The tropical Pacific is dotted with stunningly beautiful coral islands such as these, the Rock Islands of Palau. Palau is a pioneer in the protection of Micronesia’s coasts, and in 2009 created the world’s first shark sanctuary, banning all shark fishing within its coastal waters.
The remarkable marine lakes of Palau Island in the Pacific, linked to the sea by fissures in the reef rock, are teeming with their own unique species of jellyfish, the golden jellyfish, above, and the moon jellyfish.
The tropical waters of the mangrove forests of northern Australia are home to the world’s largest living reptile, the saltwater crocodile, which can grow up to 6m long. Here, a young ‘salty’, as the Australians call it, noses among the mangrove roots.
The potentially fatal muzzle on this poor bottlenose dolphin is all too recognisably a plastic six-pack beer can holder. Dolphins are particularly susceptible to entanglement because of their curiosity.
Enypniastes sp. is one of many interesting deep-sea creatures discovered by the Marine Census. It looks like a jellyfish, but is actually a sea cucumber, an echinoderm related to starfish, and feeds on seabed sediment.
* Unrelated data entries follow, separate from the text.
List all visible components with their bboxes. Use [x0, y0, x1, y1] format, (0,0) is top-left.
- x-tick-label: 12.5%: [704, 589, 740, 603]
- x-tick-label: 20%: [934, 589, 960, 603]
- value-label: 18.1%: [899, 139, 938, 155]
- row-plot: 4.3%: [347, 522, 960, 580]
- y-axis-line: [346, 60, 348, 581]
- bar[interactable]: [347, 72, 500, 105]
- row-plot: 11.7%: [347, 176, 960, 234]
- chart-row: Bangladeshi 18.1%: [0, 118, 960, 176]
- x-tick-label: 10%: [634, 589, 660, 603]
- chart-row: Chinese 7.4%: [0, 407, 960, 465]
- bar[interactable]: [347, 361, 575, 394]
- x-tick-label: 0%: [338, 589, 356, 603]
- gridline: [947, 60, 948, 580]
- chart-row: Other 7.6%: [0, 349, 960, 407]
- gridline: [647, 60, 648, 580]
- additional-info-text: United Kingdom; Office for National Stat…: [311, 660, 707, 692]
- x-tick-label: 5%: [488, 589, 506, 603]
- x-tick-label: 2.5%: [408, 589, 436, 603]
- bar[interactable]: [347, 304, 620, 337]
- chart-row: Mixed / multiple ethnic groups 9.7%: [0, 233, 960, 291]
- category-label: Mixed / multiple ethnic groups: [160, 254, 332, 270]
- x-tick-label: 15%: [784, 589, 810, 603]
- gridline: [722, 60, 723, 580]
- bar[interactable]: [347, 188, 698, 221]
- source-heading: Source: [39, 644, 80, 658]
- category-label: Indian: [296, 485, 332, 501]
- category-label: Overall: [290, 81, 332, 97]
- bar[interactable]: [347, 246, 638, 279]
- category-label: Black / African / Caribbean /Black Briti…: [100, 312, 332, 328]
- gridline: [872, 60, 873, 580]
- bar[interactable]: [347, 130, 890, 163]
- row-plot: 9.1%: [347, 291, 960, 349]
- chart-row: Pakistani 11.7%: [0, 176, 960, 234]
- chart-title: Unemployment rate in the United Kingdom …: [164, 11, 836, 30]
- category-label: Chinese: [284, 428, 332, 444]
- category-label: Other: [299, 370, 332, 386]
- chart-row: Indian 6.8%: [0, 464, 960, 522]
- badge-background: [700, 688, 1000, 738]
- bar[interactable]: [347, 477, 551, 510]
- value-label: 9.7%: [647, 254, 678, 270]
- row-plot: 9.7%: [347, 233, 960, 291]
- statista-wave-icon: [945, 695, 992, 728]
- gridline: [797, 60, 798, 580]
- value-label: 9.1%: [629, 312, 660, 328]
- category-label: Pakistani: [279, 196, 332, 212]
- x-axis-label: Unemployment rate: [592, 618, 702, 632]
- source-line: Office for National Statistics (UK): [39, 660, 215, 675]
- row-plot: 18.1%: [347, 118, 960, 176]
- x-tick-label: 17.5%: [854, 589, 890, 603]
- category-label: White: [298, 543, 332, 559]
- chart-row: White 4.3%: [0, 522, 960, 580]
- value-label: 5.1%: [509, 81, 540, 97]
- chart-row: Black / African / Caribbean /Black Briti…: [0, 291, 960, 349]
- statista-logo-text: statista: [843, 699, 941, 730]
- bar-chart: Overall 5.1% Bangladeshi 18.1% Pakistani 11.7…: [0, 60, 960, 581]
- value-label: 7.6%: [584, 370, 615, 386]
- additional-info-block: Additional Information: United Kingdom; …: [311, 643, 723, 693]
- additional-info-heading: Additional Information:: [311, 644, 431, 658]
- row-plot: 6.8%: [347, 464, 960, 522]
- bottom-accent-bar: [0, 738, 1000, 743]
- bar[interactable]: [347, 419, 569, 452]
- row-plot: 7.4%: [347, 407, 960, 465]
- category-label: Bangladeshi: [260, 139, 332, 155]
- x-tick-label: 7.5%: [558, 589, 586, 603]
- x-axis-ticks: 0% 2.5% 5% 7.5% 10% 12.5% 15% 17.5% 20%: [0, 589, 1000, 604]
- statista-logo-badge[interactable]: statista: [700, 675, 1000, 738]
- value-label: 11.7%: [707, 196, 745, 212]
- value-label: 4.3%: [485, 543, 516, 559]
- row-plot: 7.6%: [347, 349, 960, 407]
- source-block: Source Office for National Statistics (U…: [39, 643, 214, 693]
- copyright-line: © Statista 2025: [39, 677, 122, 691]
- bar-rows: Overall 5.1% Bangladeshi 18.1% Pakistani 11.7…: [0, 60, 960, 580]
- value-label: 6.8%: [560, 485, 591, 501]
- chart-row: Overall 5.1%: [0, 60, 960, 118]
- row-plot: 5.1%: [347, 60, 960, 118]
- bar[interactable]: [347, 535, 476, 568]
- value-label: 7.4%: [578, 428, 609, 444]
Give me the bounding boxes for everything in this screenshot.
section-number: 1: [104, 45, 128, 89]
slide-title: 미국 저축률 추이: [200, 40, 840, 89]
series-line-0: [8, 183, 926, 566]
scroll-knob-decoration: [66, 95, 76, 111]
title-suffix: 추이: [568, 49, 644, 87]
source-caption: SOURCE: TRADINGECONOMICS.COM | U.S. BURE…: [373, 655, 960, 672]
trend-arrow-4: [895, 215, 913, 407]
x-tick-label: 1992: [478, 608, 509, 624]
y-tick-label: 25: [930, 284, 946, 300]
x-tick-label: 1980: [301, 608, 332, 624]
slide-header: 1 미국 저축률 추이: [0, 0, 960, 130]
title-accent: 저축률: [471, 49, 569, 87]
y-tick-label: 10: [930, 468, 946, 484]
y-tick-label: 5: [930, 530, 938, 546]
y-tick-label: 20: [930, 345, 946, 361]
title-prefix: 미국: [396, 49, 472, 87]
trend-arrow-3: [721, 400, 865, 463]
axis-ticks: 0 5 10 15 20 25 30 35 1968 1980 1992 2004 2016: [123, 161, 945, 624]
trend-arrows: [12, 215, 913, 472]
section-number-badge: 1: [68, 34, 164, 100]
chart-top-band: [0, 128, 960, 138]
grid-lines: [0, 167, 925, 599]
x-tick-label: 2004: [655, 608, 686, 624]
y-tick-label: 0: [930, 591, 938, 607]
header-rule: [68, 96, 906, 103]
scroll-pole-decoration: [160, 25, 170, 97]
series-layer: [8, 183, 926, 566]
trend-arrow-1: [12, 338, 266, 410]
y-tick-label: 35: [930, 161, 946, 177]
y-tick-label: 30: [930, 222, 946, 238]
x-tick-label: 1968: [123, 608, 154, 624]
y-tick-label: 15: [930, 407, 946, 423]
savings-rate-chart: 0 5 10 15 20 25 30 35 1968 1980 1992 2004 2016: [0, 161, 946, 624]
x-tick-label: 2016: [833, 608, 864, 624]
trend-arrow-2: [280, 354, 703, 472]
The Indian ocean village of Weligama, Sri Lanka is famous for its stilt fishermen. Each fisherman perches on a cross-bar at the top of a pole stuck into the seabed close to the shore, so that the fish they are hunting are unaware of their presence.
The extraordinary big-mouth gulper eel doesn’t swim much, but then it does not need to. With a mouth this big, it just glides slowly along and opens its gigantic jaws to swallow prey that is even larger than itself.
The powerful waves generated by a hurricane reach much farther below the surface of the water than normal waves – and can wreck fragile coral reefs as this picture shows. Reefs may be increasingly at risk of serious damage as global warming boosts the frequency and power of hurricanes.